Kaydeen Williams: Keeping the entrepreneurial fire burning
Twenty-five-year-old Kaydeen Williams, who hails from St Catherine, has transformed her passion for African heritage into an entrepreneurial pursuit.
In January 2021, she started out by making bags but the small business has since evolved into designing and manufacturing fashionable dresses, shirts, robes, aprons and swimwear, among other items.
“At African Kouture Ja, we offer high-quality and ethically made African-inspired fashion. We offer a wide range of modern African print clothing for men, women, and children,” she told The Gleaner.
Williams said it was important for her to become an entrepreneur, as a means of developing financial independence.
In the past, she has offered graphic designing and social media management services on a small scale. She recalled that while studying at the Caribbean Maritime University between 2016 and 2020, she embraced her uniqueness and no longer desired to blend in.
“I found my individuality through clothing and that helped me stand out from the crowd. Fashion became my form of self-expression and empowerment and that’s where my love for community and African culture blossomed,” she explained.
She said she recognised there was a gap in the Jamaican market for well-made African print wear that was affordable and readily available.
“Although I didn’t have a background in design, I felt a deep desire to fill that void for myself and others,” she shared with The Gleaner.
Williams offers customised clothing items while some pieces are pre-made and available for purchase.
In the initial stages, items were sewn in Jamaica but a lack of time and resources forced her to explore another option.
Today, all her seamstresses are located in Africa and she also sources every piece of fabric from Nigeria and Ghana.

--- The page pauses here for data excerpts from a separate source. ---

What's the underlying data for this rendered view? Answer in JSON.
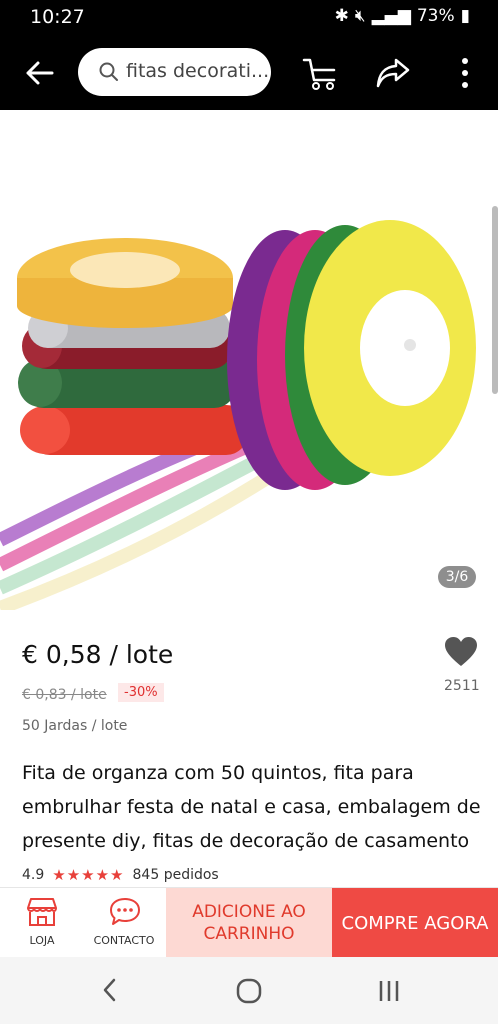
{
  "status": {
    "time": "10:27",
    "battery": "73%"
  },
  "search": {
    "query": "fitas decorati..."
  },
  "icons": {
    "back": "arrow-left-icon",
    "search": "search-icon",
    "cart": "cart-icon",
    "share": "share-icon",
    "more": "more-vertical-icon",
    "wishlist": "heart-icon",
    "store": "store-icon",
    "chat": "chat-icon"
  },
  "gallery": {
    "counter": "3/6"
  },
  "product": {
    "price": "€ 0,58 / lote",
    "old_price": "€ 0,83 / lote",
    "discount": "-30%",
    "wishlist_count": "2511",
    "unit": "50 Jardas / lote",
    "title": "Fita de organza com 50 quintos, fita para embrulhar festa de natal e casa, embalagem de presente diy, fitas de decoração de casamento",
    "rating": "4.9",
    "stars": "★★★★★",
    "orders": "845 pedidos"
  },
  "actions": {
    "store": "LOJA",
    "contact": "CONTACTO",
    "add_to_cart": "ADICIONE AO CARRINHO",
    "buy_now": "COMPRE AGORA"
  },
  "colors": {
    "accent": "#ef4a44",
    "accent_light": "#fdd9d3",
    "star": "#e8403a"
  }
}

“I manage a part of my business from Nigeria and Ghana also, to facilitate my overseas customers. It really is not feasible to ship to Jamaica and then back to the US or Canada,” she said, adding that it results in a shorter turnaround time.

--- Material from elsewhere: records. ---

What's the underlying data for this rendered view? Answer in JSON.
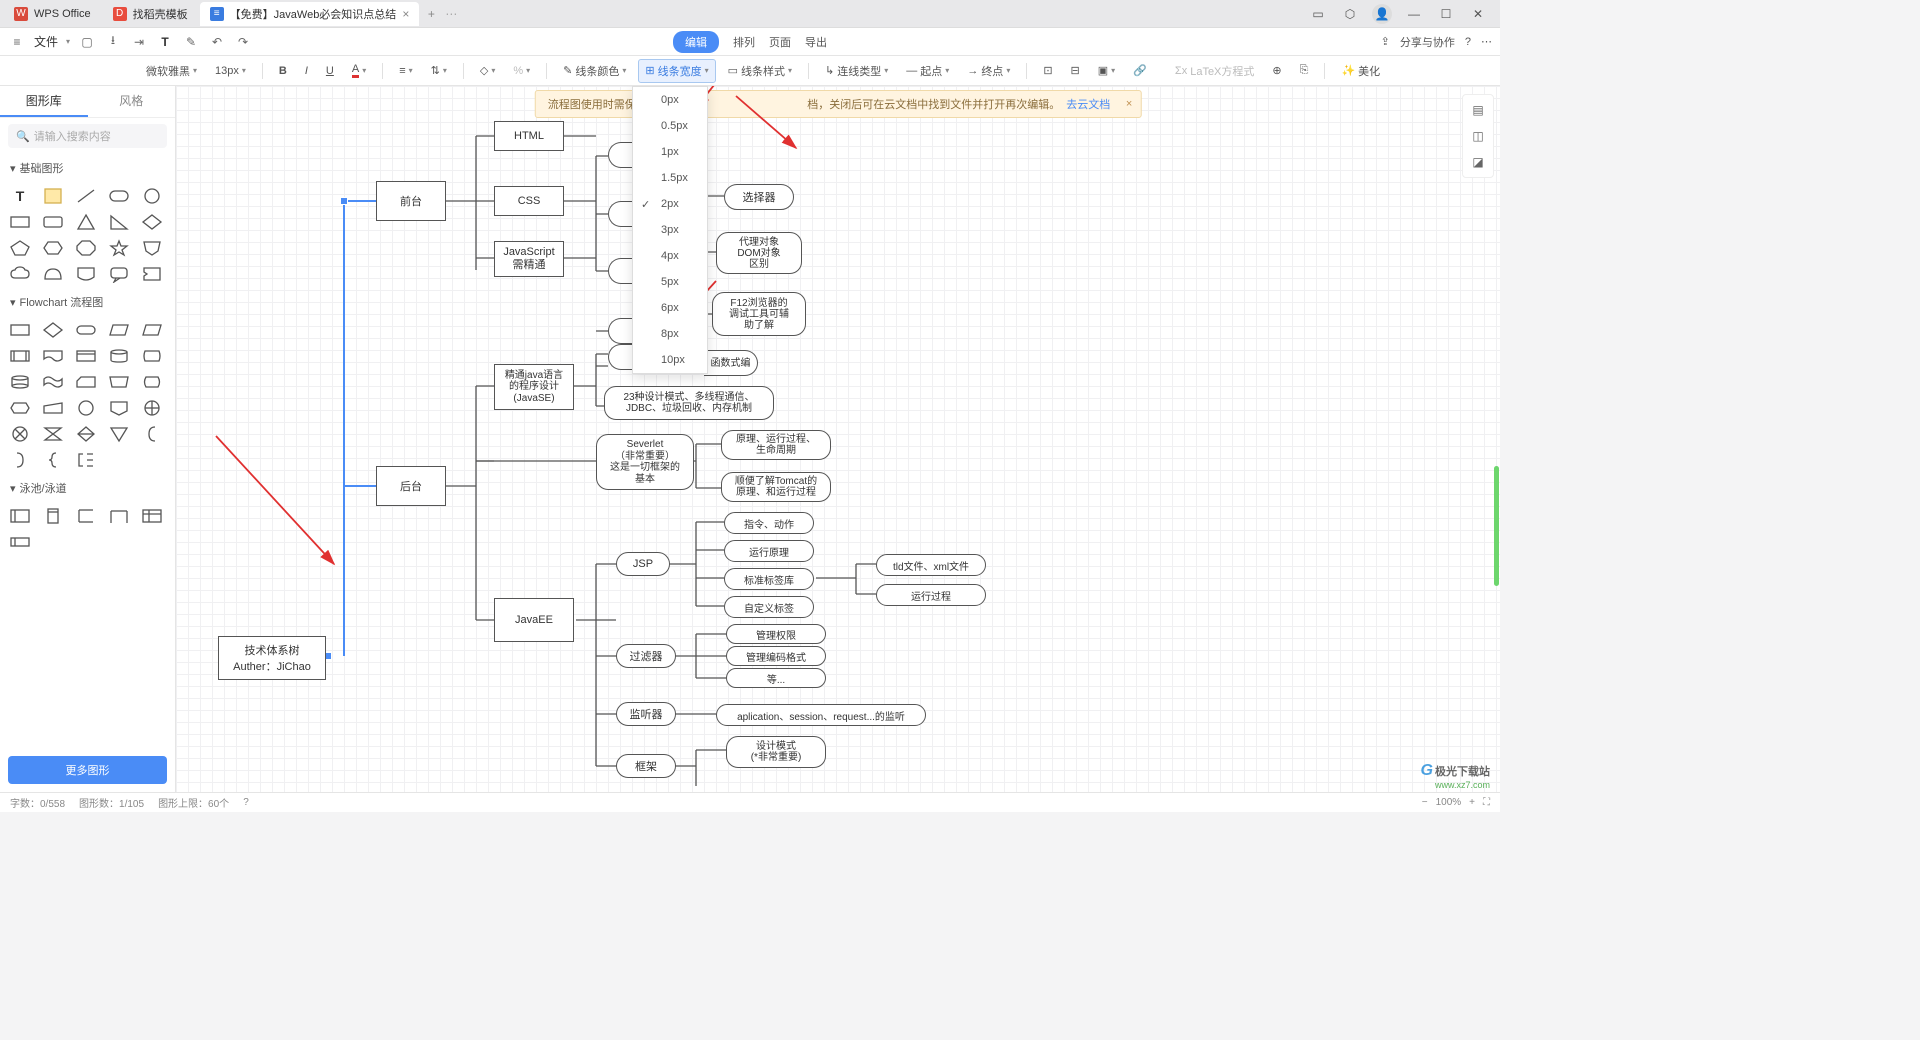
{
  "tabs": [
    {
      "icon_bg": "#d94b3c",
      "icon_text": "W",
      "label": "WPS Office"
    },
    {
      "icon_bg": "#e84c3d",
      "icon_text": "D",
      "label": "找稻壳模板"
    },
    {
      "icon_bg": "#3a7ce0",
      "icon_text": "≡",
      "label": "【免费】JavaWeb必会知识点总结"
    }
  ],
  "menubar": {
    "file": "文件",
    "center": {
      "edit": "编辑",
      "arrange": "排列",
      "page": "页面",
      "export": "导出"
    },
    "right": {
      "share": "分享与协作"
    }
  },
  "toolbar": {
    "font": "微软雅黑",
    "size": "13px",
    "line_color": "线条颜色",
    "line_width": "线条宽度",
    "line_style": "线条样式",
    "conn_type": "连线类型",
    "start": "起点",
    "end": "终点",
    "latex": "LaTeX方程式",
    "beautify": "美化"
  },
  "line_width_options": [
    "0px",
    "0.5px",
    "1px",
    "1.5px",
    "2px",
    "3px",
    "4px",
    "5px",
    "6px",
    "8px",
    "10px"
  ],
  "line_width_selected": "2px",
  "sidebar": {
    "tab_shapes": "图形库",
    "tab_style": "风格",
    "search_placeholder": "请输入搜索内容",
    "section_basic": "基础图形",
    "section_flowchart": "Flowchart 流程图",
    "section_swimlane": "泳池/泳道",
    "more": "更多图形"
  },
  "banner": {
    "text_a": "流程图使用时需保持联网，内容",
    "text_b": "档，关闭后可在云文档中找到文件并打开再次编辑。",
    "link": "去云文档"
  },
  "nodes": {
    "root": "技术体系树\nAuther：JiChao",
    "front": "前台",
    "back": "后台",
    "html": "HTML",
    "css": "CSS",
    "js": "JavaScript\n需精通",
    "selector": "选择器",
    "proxy": "代理对象\nDOM对象\n区别",
    "f12": "F12浏览器的\n调试工具可辅\n助了解",
    "fx": "函数式编",
    "java_se": "精通java语言\n的程序设计\n(JavaSE)",
    "patterns": "23种设计模式、多线程通信、\nJDBC、垃圾回收、内存机制",
    "servlet": "Severlet\n（非常重要）\n这是一切框架的\n基本",
    "servlet_a": "原理、运行过程、\n生命周期",
    "servlet_b": "顺便了解Tomcat的\n原理、和运行过程",
    "jsp": "JSP",
    "jsp_a": "指令、动作",
    "jsp_b": "运行原理",
    "jsp_c": "标准标签库",
    "jsp_d": "自定义标签",
    "javaee": "JavaEE",
    "tld": "tld文件、xml文件",
    "runproc": "运行过程",
    "filter": "过滤器",
    "filter_a": "管理权限",
    "filter_b": "管理编码格式",
    "filter_c": "等...",
    "listener": "监听器",
    "listener_a": "aplication、session、request...的监听",
    "framework": "框架",
    "framework_a": "设计模式\n(*非常重要)"
  },
  "status": {
    "chars": "字数：0/558",
    "shapes": "图形数：1/105",
    "limit": "图形上限：60个",
    "zoom": "100%"
  },
  "watermark": {
    "brand": "极光下载站",
    "url": "www.xz7.com"
  }
}
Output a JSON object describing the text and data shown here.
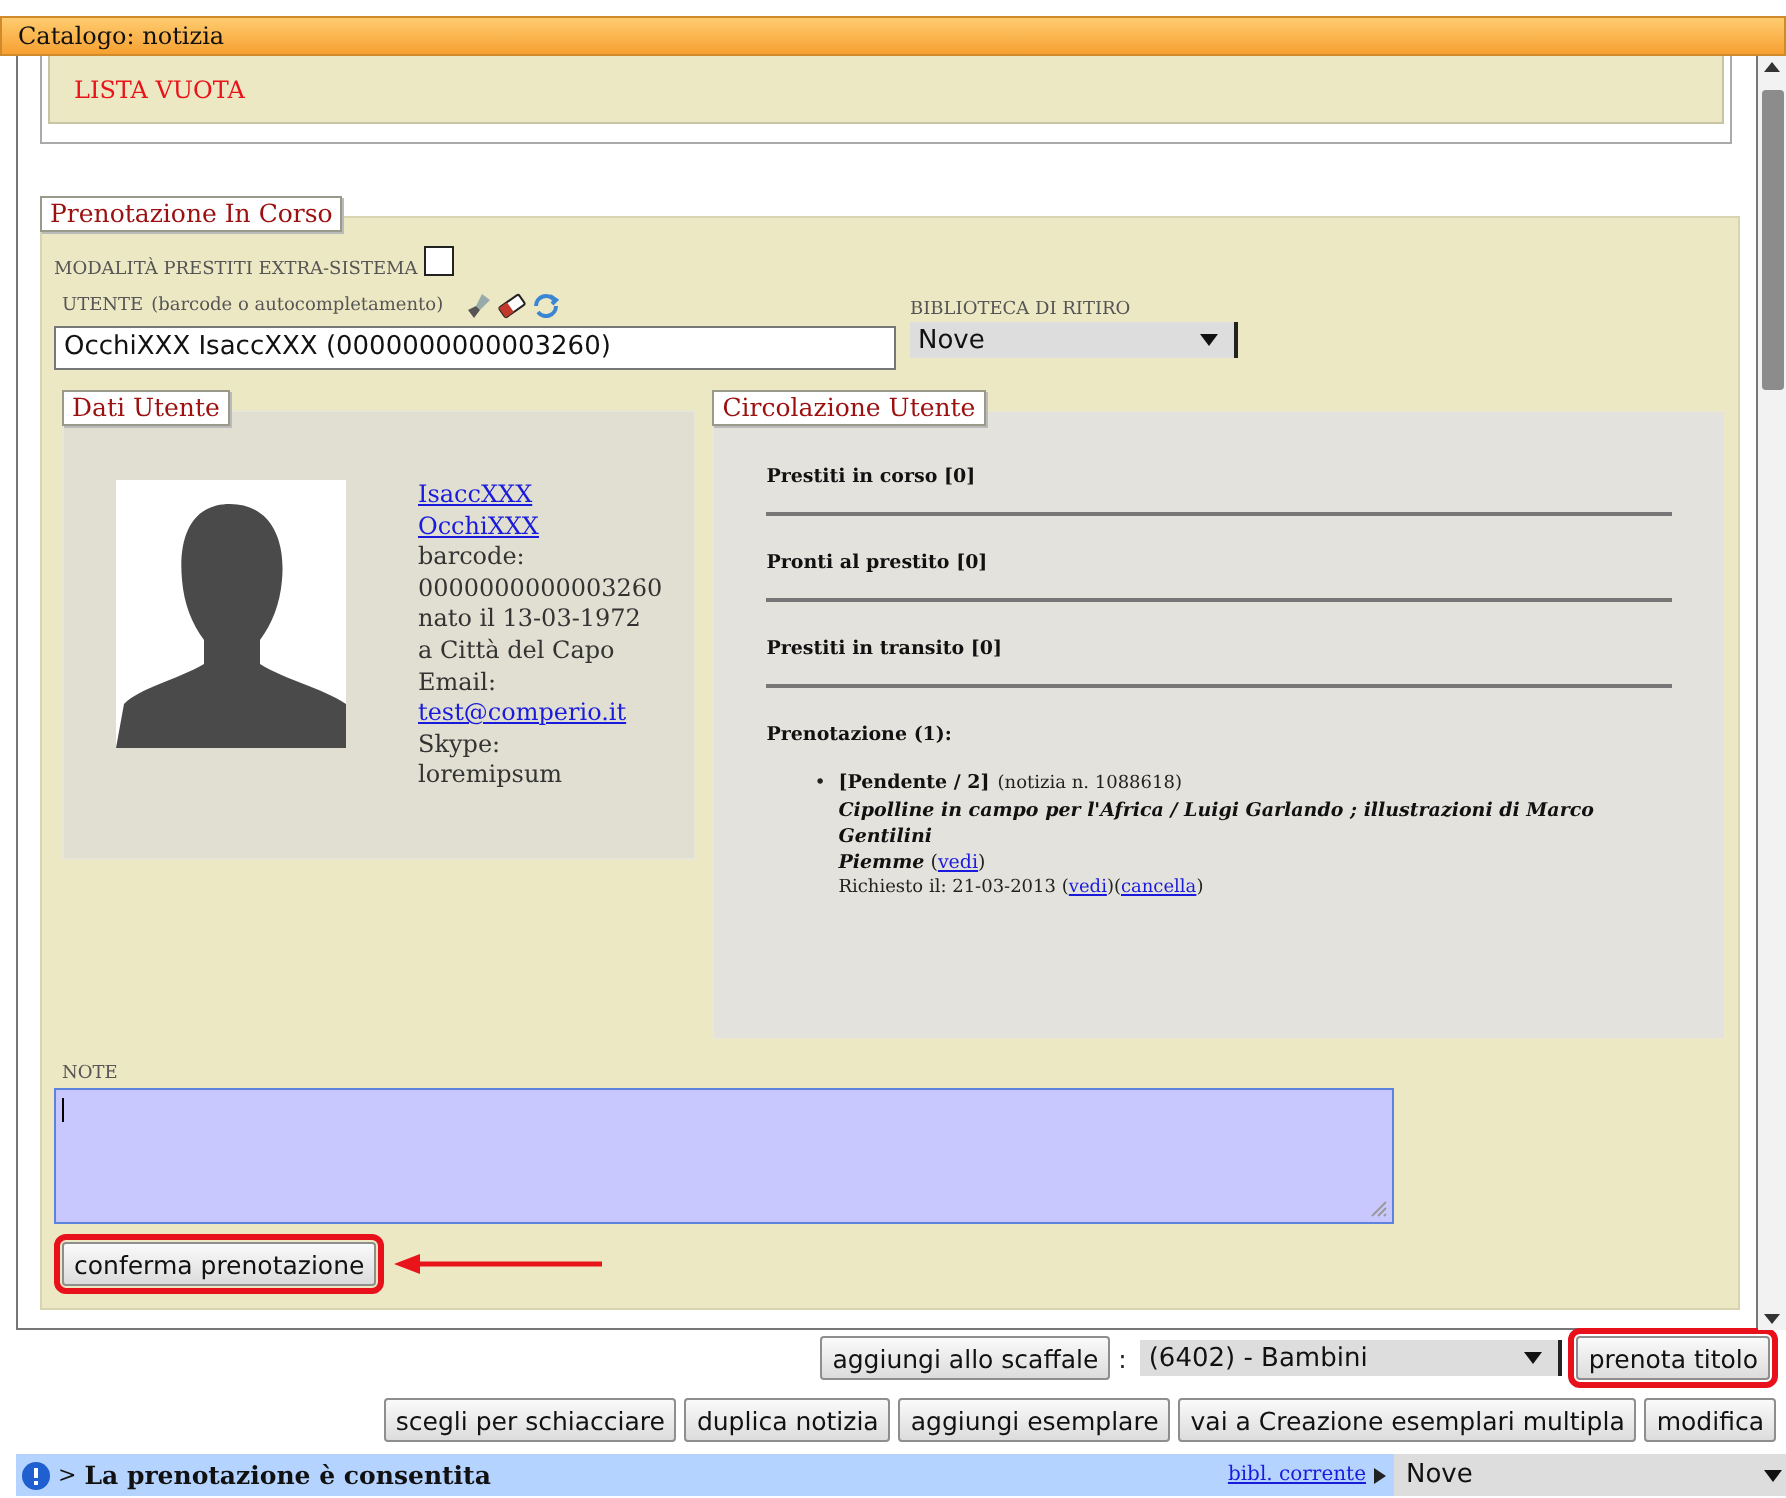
{
  "window": {
    "title": "Catalogo: notizia"
  },
  "shelf_list": {
    "message": "LISTA VUOTA"
  },
  "reservation": {
    "legend": "Prenotazione In Corso",
    "extra_system": {
      "label": "MODALITÀ PRESTITI EXTRA-SISTEMA",
      "checked": false
    },
    "user_field": {
      "label": "UTENTE",
      "hint": "(barcode o autocompletamento)",
      "value": "OcchiXXX IsaccXXX (0000000000003260)"
    },
    "pickup_library": {
      "label": "BIBLIOTECA DI RITIRO",
      "value": "Nove"
    },
    "user_data": {
      "legend": "Dati Utente",
      "lines": [
        {
          "text": "IsaccXXX",
          "kind": "link"
        },
        {
          "text": "OcchiXXX",
          "kind": "link"
        },
        {
          "text": "barcode:",
          "kind": "text"
        },
        {
          "text": "0000000000003260",
          "kind": "text"
        },
        {
          "text": "nato il 13-03-1972",
          "kind": "text"
        },
        {
          "text": "a Città del Capo",
          "kind": "text"
        },
        {
          "text": "Email:",
          "kind": "text"
        },
        {
          "text": "test@comperio.it",
          "kind": "link"
        },
        {
          "text": "Skype:",
          "kind": "text"
        },
        {
          "text": "loremipsum",
          "kind": "text"
        }
      ]
    },
    "circulation": {
      "legend": "Circolazione Utente",
      "sections": [
        "Prestiti in corso [0]",
        "Pronti al prestito [0]",
        "Prestiti in transito [0]"
      ],
      "reservations_heading": "Prenotazione (1):",
      "reservations": [
        {
          "bullet": "•",
          "status": "[Pendente / 2]",
          "record": "(notizia n. 1088618)",
          "title": "Cipolline in campo per l'Africa / Luigi Garlando ; illustrazioni di Marco Gentilini",
          "publisher": "Piemme",
          "publisher_links": [
            {
              "before": "(",
              "text": "vedi",
              "after": ")"
            }
          ],
          "requested": "Richiesto il: 21-03-2013",
          "links": [
            {
              "before": "(",
              "text": "vedi",
              "after": ")"
            },
            {
              "before": "(",
              "text": "cancella",
              "after": ")"
            }
          ]
        }
      ]
    },
    "note": {
      "label": "NOTE",
      "focused": true
    },
    "confirm_button": {
      "label": "conferma prenotazione",
      "highlighted": true
    }
  },
  "shelf_bar": {
    "button": {
      "label": "aggiungi allo scaffale",
      "highlighted": false
    },
    "separator": ":",
    "shelf": "(6402) - Bambini",
    "reserve_button": {
      "label": "prenota titolo",
      "highlighted": true
    }
  },
  "actions": [
    {
      "label": "scegli per schiacciare"
    },
    {
      "label": "duplica notizia"
    },
    {
      "label": "aggiungi esemplare"
    },
    {
      "label": "vai a Creazione esemplari multipla"
    },
    {
      "label": "modifica"
    }
  ],
  "status_bar": {
    "prefix": ">",
    "message": "La prenotazione è consentita",
    "link": "bibl. corrente",
    "library": "Nove"
  }
}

Williams explained that with Jamaica’s long history of close cultural and spiritual ties to Africa, finding customers has not been challenging.
“I started the business not just to sell items but to educate individuals. Each fabric is designed uniquely and has a representation of something – the colours mean something,” she said, referencing a print that was developed to represent the lockdowns induced by the COVID-19 pandemic.
Her parents and brother are integral in the running of the small business. They assist with processing orders, making deliveries and taking calls and messages.
With a full-time job as a marketing and accounting officer, Williams admitted that the balancing act is not always easy, but she sets aside time each day to focus on an area of the business that needs improvement or to brainstorm ideas for expansion.
“When I’m going out, I’m always wearing African print. People are always intrigued by what I wear and they stop me on the road, and that gives me an opportunity to tell them about my business and give them a card. Months later, some of those people actually make an order,” she said.
Williams said she is always thinking of ways to expand her small business and is currently experimenting with car accessories – steering wheel and car seat covers.
In the short term, her goals are to bring greater appreciation of African textiles in Jamaica and to provide clothing that align with the themes of holidays celebrated in Jamaica.